Union members are particularly outraged by the $30,000 increase in the remuneration of elected officials that the Legault government wants to have adopted through a bill tabled this week.
A thousand union members demonstrated on Saturday in front of the Sherbrooke fairgrounds, where François Legault’s Coalition avenir Québec (CAQ) is holding its convention this weekend.
“We are asking for a $100 increase per week for all public sector workers, they are going to give themselves $582 in increases per week and they tell us that the $100 is too much! Lamented the first vice-president of the Confederation of National Trade Unions (CSN), François Enault, in an interview with The Canadian Press with the other union leaders during the demonstration.
“At some point, what’s good for Kitty is good for Kitty!” »
The congress took place under close surveillance and the demonstrators were kept very far away, with an imposing perimeter of barriers, a large deployment of police on foot and on horseback, search procedures at the entrance to the building, etc.
But the union members had a message intended for the CAQ activists gathered to support the government and give a vote of confidence to François Legault.
“When activists from the same party are together, everything is fine, we pat each other on the back, but it’s important to see that outside, it’s real people, people who work for the people of Quebec,” argued the president of the Alliance of Professional and Technical Health Personnel (APTS), Robert Comeau.
Union leaders complained that the negotiations are only moving forward on the issues that the government wants to settle, but not on the issues that the workers want to settle.
“When the government “spins” with two or three priorities, while we have several, we are not able to move forward,” commented the president of the Centrale des unions du Québec (CSQ), Éric Gingras. .
Mr. Enault believes that the only negotiating table currently in Quebec where the employer is asking its employees to roll back is between the government and public sector workers.
“There are no negotiations in the private sector where we are asking for rollbacks, while the government is asking us for rollbacks in the pension plan, this is unacceptable! »

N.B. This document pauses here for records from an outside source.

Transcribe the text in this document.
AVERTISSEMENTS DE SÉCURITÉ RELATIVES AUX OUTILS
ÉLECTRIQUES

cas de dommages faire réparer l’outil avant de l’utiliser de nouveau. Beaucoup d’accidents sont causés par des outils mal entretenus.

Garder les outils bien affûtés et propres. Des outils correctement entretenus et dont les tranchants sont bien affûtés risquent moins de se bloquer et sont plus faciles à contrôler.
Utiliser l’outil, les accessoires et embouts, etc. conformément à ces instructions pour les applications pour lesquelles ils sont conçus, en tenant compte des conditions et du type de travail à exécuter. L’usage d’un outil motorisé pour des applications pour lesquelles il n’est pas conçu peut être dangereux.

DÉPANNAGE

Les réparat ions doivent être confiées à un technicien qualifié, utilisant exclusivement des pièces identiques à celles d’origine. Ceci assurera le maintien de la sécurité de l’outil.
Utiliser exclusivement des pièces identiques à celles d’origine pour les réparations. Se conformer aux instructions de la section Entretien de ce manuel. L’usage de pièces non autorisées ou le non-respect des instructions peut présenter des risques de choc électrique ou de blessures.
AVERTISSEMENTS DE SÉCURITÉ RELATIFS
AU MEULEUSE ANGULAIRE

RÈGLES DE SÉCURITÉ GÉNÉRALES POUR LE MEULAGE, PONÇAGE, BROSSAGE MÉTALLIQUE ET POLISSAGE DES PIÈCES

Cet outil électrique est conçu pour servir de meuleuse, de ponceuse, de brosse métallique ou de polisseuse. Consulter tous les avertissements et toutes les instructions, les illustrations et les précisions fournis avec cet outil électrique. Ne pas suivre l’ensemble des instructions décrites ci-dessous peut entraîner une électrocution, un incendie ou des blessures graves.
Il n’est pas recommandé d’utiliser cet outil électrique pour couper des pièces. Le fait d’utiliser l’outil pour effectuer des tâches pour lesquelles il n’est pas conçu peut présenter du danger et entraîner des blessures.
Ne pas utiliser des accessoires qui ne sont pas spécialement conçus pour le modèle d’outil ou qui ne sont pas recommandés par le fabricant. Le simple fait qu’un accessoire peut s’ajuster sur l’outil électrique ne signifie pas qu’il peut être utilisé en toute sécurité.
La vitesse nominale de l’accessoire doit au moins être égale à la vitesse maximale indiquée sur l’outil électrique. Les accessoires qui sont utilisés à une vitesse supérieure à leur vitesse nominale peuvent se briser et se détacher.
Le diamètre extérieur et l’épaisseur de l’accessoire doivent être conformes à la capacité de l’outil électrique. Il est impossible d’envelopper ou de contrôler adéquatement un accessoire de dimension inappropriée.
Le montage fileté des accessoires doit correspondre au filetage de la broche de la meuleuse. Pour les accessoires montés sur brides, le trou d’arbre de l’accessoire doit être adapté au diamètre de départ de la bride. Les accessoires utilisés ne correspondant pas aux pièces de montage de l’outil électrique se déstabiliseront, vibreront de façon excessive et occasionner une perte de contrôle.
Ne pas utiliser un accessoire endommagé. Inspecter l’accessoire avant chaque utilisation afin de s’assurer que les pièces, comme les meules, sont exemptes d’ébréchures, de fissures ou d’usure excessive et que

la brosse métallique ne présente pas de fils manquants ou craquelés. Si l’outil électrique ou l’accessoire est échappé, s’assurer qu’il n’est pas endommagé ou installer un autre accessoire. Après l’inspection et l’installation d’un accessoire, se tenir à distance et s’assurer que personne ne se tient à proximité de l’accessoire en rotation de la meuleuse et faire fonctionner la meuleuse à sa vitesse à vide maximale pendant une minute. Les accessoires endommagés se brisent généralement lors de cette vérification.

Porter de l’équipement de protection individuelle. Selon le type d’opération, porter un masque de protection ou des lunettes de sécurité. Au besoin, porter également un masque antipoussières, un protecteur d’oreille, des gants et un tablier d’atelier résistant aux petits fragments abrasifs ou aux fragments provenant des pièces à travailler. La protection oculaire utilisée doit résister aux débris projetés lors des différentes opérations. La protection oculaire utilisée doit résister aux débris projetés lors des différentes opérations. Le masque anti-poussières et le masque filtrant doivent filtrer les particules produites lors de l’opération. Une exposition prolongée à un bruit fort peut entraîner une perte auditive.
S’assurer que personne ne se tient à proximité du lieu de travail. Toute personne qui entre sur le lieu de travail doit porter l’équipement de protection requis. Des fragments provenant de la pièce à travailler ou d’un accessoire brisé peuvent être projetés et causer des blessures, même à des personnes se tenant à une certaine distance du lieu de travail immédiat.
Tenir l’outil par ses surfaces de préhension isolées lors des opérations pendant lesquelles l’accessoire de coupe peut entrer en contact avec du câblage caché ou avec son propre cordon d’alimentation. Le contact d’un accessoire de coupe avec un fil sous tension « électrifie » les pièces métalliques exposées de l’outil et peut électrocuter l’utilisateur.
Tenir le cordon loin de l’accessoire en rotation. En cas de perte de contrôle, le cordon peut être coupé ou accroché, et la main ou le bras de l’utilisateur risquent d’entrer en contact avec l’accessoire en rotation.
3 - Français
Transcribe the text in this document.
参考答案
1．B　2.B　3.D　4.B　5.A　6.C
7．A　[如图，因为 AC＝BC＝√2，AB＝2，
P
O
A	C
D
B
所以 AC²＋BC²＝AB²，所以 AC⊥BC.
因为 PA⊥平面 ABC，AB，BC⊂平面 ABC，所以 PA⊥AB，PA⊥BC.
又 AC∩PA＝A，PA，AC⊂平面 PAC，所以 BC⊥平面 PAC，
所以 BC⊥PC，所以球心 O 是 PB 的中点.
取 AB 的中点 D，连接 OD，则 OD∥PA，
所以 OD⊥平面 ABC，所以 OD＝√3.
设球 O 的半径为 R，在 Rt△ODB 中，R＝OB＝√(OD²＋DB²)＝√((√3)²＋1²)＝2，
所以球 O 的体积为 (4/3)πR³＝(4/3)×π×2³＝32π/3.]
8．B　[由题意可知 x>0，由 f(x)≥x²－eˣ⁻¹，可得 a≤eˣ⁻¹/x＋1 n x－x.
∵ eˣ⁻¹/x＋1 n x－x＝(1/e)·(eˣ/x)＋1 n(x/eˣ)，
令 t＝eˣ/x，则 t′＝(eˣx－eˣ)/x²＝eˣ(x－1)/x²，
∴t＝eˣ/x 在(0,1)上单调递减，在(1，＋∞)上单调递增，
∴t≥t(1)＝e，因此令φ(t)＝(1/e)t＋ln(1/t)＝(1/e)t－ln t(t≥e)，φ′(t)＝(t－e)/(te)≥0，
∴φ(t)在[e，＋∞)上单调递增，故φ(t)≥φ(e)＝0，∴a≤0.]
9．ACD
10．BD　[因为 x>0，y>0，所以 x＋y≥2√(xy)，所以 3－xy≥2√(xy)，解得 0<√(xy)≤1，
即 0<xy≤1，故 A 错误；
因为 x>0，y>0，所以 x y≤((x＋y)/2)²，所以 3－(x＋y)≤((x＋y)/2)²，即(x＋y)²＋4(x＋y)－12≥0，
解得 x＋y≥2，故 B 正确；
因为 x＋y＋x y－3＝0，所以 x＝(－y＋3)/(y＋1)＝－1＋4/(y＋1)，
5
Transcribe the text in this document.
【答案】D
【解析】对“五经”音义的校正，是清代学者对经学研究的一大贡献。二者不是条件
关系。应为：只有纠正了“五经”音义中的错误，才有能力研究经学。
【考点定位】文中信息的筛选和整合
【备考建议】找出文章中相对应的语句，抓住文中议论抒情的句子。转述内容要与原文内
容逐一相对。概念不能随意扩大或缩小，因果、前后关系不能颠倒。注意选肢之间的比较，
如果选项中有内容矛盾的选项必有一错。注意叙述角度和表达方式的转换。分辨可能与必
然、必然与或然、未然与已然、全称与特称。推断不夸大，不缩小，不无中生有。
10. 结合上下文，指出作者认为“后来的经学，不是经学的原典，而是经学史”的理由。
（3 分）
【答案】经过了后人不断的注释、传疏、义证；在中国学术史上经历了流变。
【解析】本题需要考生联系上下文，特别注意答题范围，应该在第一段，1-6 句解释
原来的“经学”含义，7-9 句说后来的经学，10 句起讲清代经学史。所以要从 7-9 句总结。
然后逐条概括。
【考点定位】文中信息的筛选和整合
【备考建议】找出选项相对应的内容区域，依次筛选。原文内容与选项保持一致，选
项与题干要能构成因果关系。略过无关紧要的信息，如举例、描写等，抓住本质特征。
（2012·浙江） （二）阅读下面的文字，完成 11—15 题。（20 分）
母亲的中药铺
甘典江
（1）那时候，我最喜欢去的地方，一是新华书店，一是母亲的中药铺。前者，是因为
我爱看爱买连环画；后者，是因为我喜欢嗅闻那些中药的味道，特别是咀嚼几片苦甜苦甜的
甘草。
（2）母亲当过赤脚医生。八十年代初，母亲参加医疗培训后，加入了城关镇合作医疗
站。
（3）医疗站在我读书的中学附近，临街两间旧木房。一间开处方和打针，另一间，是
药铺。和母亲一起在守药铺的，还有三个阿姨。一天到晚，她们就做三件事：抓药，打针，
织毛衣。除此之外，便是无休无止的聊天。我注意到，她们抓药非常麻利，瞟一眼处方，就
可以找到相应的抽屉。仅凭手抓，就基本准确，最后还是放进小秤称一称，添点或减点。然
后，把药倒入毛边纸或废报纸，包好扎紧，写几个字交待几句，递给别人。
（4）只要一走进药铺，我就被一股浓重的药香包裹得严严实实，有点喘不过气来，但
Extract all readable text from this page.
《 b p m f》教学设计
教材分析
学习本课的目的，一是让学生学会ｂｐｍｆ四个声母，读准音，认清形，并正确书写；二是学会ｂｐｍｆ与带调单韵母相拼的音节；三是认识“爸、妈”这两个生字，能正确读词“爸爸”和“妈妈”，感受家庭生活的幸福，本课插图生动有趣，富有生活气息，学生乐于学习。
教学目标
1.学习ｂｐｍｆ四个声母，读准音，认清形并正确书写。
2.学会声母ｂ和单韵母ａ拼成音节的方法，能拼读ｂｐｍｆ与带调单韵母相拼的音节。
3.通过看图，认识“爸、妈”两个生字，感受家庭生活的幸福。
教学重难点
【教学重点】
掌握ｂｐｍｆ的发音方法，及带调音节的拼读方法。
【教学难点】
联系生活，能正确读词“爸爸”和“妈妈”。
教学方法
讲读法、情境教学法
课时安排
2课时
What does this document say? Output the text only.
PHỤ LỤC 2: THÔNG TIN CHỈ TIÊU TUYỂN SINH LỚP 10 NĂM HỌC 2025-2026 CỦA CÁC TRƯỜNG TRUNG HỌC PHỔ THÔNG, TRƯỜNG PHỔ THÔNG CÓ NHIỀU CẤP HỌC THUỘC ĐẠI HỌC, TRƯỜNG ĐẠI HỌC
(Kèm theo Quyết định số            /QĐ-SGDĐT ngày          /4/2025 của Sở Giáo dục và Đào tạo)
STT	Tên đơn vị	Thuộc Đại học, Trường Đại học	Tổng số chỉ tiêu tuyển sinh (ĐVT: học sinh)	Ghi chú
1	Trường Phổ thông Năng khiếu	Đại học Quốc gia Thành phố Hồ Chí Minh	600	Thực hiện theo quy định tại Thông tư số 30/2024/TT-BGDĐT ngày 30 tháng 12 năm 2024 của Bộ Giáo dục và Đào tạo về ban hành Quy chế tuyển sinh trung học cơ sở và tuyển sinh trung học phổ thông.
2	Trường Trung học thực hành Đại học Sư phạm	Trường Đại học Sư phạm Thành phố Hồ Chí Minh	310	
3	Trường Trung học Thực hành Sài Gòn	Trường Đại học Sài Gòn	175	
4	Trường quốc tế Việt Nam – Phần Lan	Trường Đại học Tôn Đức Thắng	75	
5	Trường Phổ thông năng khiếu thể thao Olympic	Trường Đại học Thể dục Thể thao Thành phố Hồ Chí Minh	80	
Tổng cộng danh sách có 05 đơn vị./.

The unions denounce the slowness of the negotiations and are in the process of mobilizing the troops.
“We are preparing the movement and in the fall, it is certain that if things do not go well, we will go to see our members to consult them, and if we have to go there, there will be a strike,” assured Mr. Gingras.
“The goal is not to go on strike, we are preparing for it,” said Mr. Comeau, recalling that it takes at least six months of preparation to undertake a strike in the public sector.
“We don’t want to go there, we still think we can get along at the tables [de négociations], but we prepare everything the same, we have no choice. »
The collective agreements of 600,000 state employees expired on March 31.
Quebec has so far offered wage increases of 9% over five years, plus a lump sum of $1,000 and an amount equivalent to 2.5% reserved for “government priorities”. Quebec therefore claims to present an offer of up to 13% over five years.
The common front, for its part, is demanding a $100 per week increase or the consumer price index (CPI) plus 2% for the first year of the employment contracts, whichever formula is most advantageous for the workers, then the CPI plus 3% for the second year and CPI plus 4% for the third year.